The Untapped Gold Mine Of TEMPERATURE That Virtually No One Knows About

Introduction

So far, we have been trying to get better sounds by improving the training process. However, it occurred to me that we could also try to improve the sampling process -- the way that we get audio out of a model that has already been trained. I was thinking about My favourite paper, where he gives a few tips for sampling. The main one makes use of the fact that the model outputs a probability distribution. After a forward pass through the network, we can modify that distribution to make the most probable things even more probable, or vice-versum. In our case, we can raise the whole distribution to some power. If the power is greater than one, the distribution will get stretched up and down, making the mountains higher and the valleys lower (making the output more predictable), and if the exponent is less than one, the distribution will get flattened out (making all options equally likely thereby making the output more noisy and random). The sampling temperature is defined to be one over the exponent. By manipulating this, we can control how much randomness or variety is introduced in to the generated sequence. Figure 1 shows what this looks like for handwriting sequences generated with a recurrent neural network.

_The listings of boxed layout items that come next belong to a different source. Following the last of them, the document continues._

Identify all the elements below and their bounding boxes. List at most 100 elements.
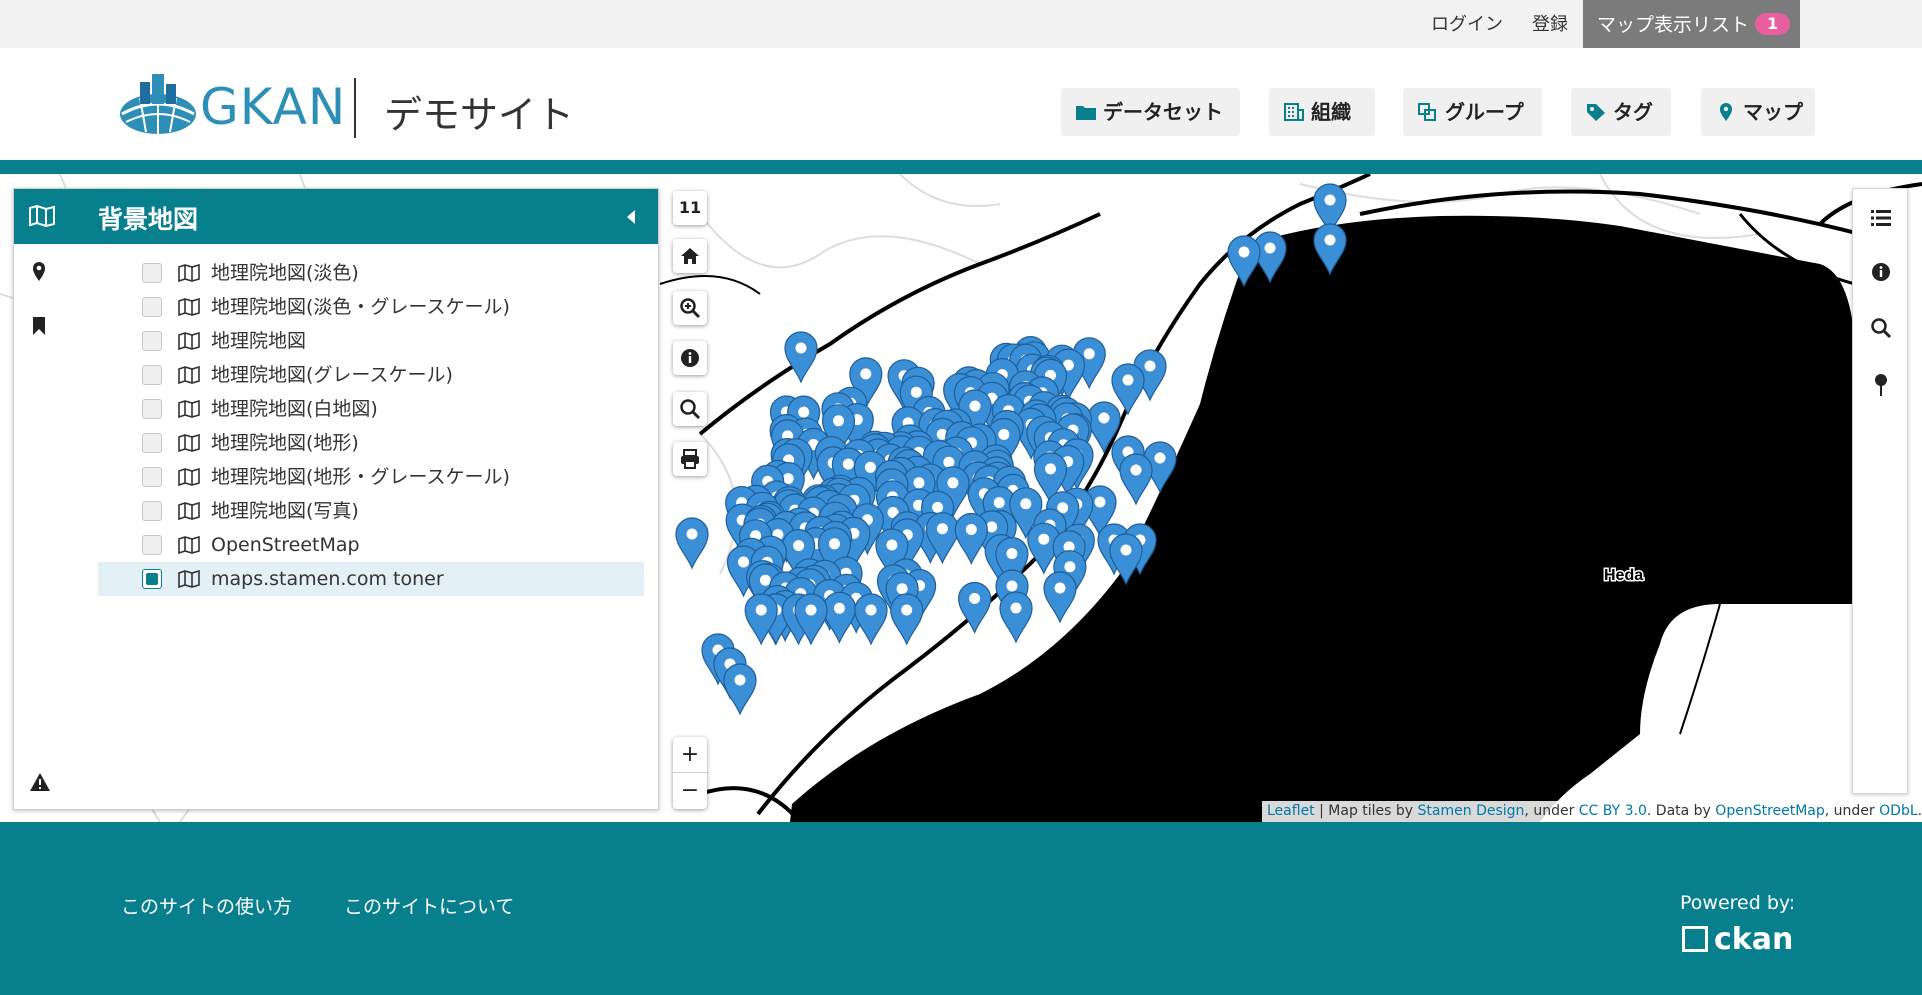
list-icon[interactable] [1870, 207, 1892, 229]
print-button[interactable] [673, 442, 707, 476]
layer-item[interactable]: 地理院地図(淡色) [98, 256, 644, 290]
layer-checkbox-checked[interactable] [142, 569, 162, 589]
logo-text[interactable]: GKAN [200, 78, 346, 136]
site-title[interactable]: デモサイト [384, 84, 574, 139]
layer-sidebar: 背景地図 地理院地図(淡色) 地理院地図(淡色・グレースケール) 地理院地図 地… [13, 188, 659, 810]
bookmark-icon[interactable] [32, 316, 46, 336]
layer-label: 地理院地図(グレースケール) [211, 364, 453, 386]
layer-label: 地理院地図(淡色) [211, 262, 359, 284]
map-list-count-badge: 1 [1755, 13, 1791, 35]
right-tool-rail [1852, 188, 1908, 794]
nav-map[interactable]: マップ [1701, 88, 1815, 136]
warning-icon[interactable] [29, 772, 51, 792]
layer-checkbox[interactable] [142, 535, 162, 555]
home-button[interactable] [673, 239, 707, 273]
map-icon [178, 298, 200, 316]
layer-item[interactable]: 地理院地図 [98, 324, 644, 358]
map-icon [178, 264, 200, 282]
map-icon [178, 366, 200, 384]
map-list-label: マップ表示リスト [1597, 14, 1750, 36]
header-stripe [0, 160, 1922, 174]
building-icon [1284, 103, 1304, 121]
nav-organizations-label: 組織 [1311, 100, 1351, 124]
layer-label: 地理院地図(淡色・グレースケール) [211, 296, 510, 318]
map-icon [178, 434, 200, 452]
layer-item[interactable]: 地理院地図(地形) [98, 426, 644, 460]
layer-item[interactable]: 地理院地図(淡色・グレースケール) [98, 290, 644, 324]
map-list-button[interactable]: マップ表示リスト 1 [1583, 0, 1800, 48]
logo-divider [354, 78, 356, 138]
ckan-logo[interactable]: ckan [1682, 922, 1793, 957]
tag-icon [1587, 104, 1605, 121]
print-icon [681, 449, 699, 469]
sidebar-title: 背景地図 [98, 205, 199, 234]
search-button[interactable] [673, 392, 707, 426]
layer-checkbox[interactable] [142, 399, 162, 419]
zoom-area-button[interactable] [673, 291, 707, 325]
layer-checkbox[interactable] [142, 331, 162, 351]
ccby-link[interactable]: CC BY 3.0 [1579, 803, 1647, 819]
sidebar-tabs [14, 244, 70, 810]
attr-text-4: , under [1824, 803, 1880, 819]
layer-item[interactable]: 地理院地図(写真) [98, 494, 644, 528]
layer-checkbox[interactable] [142, 467, 162, 487]
search-icon[interactable] [1870, 317, 1892, 339]
home-icon [681, 248, 699, 264]
footer-link-howto[interactable]: このサイトの使い方 [121, 892, 292, 919]
info-icon[interactable] [1870, 261, 1892, 283]
map-icon[interactable] [28, 204, 56, 228]
nav-tags[interactable]: タグ [1571, 88, 1671, 136]
map-icon [178, 502, 200, 520]
map-marker-icon[interactable] [31, 260, 47, 282]
nav-datasets[interactable]: データセット [1061, 88, 1240, 136]
nav-datasets-label: データセット [1103, 100, 1223, 124]
zoom-control: + − [673, 737, 707, 809]
odbl-link[interactable]: ODbL [1879, 803, 1918, 819]
sidebar-header: 背景地図 [14, 189, 658, 244]
pushpin-icon[interactable] [1870, 373, 1892, 397]
layer-item[interactable]: 地理院地図(地形・グレースケール) [98, 460, 644, 494]
nav-groups[interactable]: グループ [1403, 88, 1542, 136]
layer-item[interactable]: OpenStreetMap [98, 528, 644, 562]
stamen-link[interactable]: Stamen Design [1418, 803, 1525, 819]
layer-label: 地理院地図 [211, 330, 307, 352]
map-icon [178, 332, 200, 350]
zoom-out-button[interactable]: − [673, 773, 707, 809]
layer-item[interactable]: 地理院地図(グレースケール) [98, 358, 644, 392]
ckan-logo-icon [1682, 926, 1708, 952]
attr-text-5: . [1917, 803, 1922, 819]
ckan-logo-text: ckan [1714, 922, 1794, 957]
info-button[interactable] [673, 341, 707, 375]
nav-map-label: マップ [1743, 100, 1803, 124]
login-link[interactable]: ログイン [1431, 0, 1503, 48]
leaflet-link[interactable]: Leaflet [1267, 803, 1315, 819]
layer-checkbox[interactable] [142, 297, 162, 317]
zoom-in-button[interactable]: + [673, 737, 707, 773]
search-icon [680, 399, 701, 420]
footer-link-about[interactable]: このサイトについて [344, 892, 514, 919]
map-pin-icon [1720, 103, 1732, 121]
layer-checkbox[interactable] [142, 365, 162, 385]
attr-text-1: | Map tiles by [1314, 803, 1418, 819]
nav-tags-label: タグ [1613, 100, 1653, 124]
account-bar: ログイン 登録 マップ表示リスト 1 [0, 0, 1922, 48]
map-icon [178, 536, 200, 554]
zoom-in-magnifier-icon [680, 298, 701, 319]
collapse-caret-icon[interactable] [625, 208, 637, 226]
site-footer: このサイトの使い方 このサイトについて Powered by: ckan [0, 822, 1922, 995]
layer-item[interactable]: 地理院地図(白地図) [98, 392, 644, 426]
powered-by-label: Powered by: [1680, 892, 1796, 914]
site-header: GKAN デモサイト データセット 組織 グループ タグ マップ [0, 48, 1922, 160]
layer-checkbox[interactable] [142, 433, 162, 453]
layer-checkbox[interactable] [142, 501, 162, 521]
layer-item-selected[interactable]: maps.stamen.com toner [98, 562, 644, 596]
map-icon [178, 570, 200, 588]
layer-checkbox[interactable] [142, 263, 162, 283]
zoom-level-display: 11 [673, 191, 707, 225]
base-layer-list: 地理院地図(淡色) 地理院地図(淡色・グレースケール) 地理院地図 地理院地図(… [98, 256, 644, 596]
layer-label: OpenStreetMap [211, 534, 360, 556]
nav-organizations[interactable]: 組織 [1269, 88, 1375, 136]
osm-link[interactable]: OpenStreetMap [1715, 803, 1824, 819]
register-link[interactable]: 登録 [1532, 0, 1568, 48]
map-icon [178, 400, 200, 418]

Figure 1: A figure from Alex Graves. Generating Sequences With Recurrent Neural Networks, showing the effect of sampling bias on handwriting. Notice that increasing bias is decreasing temperature, i.e. the most regular samples have the lowest temp.

Results

I wondered if the same might be true for audio as well. So I implemented sampling temperature in WaveRNN (the code is in the Ambisynth Private Repository). I took the two best single-class models and sampled them at a variety of temperatures.

temp beach park
1.5
1.4
1.3
1.2
1.1
1.05
1.0
0.95
0.9
0.8
0.7
0.6
0.5

Example 2: Two Wave-RNN Individual models sampled at a variety of temperatures.

Observations

In both models, the best sounds have a temperature close to 1. It seems like lower temperature (more probable) sequences sound more like a noise profile, and raising the temperature introduces more foreground-like sounds. In the park case, it sounds to me like lower temp is more traffic-like sounds, and higher temp introduces more bird and twig sounds. In the case of beach, it sounds like wind transitions to water with increasing temp.

In another example, not shown here, I had a poorly-trained park model where the squeaky bird like sound was relatively persistent. Decreasing the temperature caused the whole network to oscillate and whistle, similar to some of the the SampeRNN cafe sounds. In retrospect, those sounds were sampled with a lower temperature, so maybe that was the cause of the oscillation there. (More results on that soon).

I don't think adjusting temperature will make a bad model sound good. However, with a good-sounding model, it might allow us to manipulate the output in a desirable way letting us control the amount of foreground texture in a sound.

Future Work

The other sampling technique Alex Graves talks about is priming. I implemented that in WaveRNN, but I have not yet had a chance to explore in a very detailed way how it affects the output.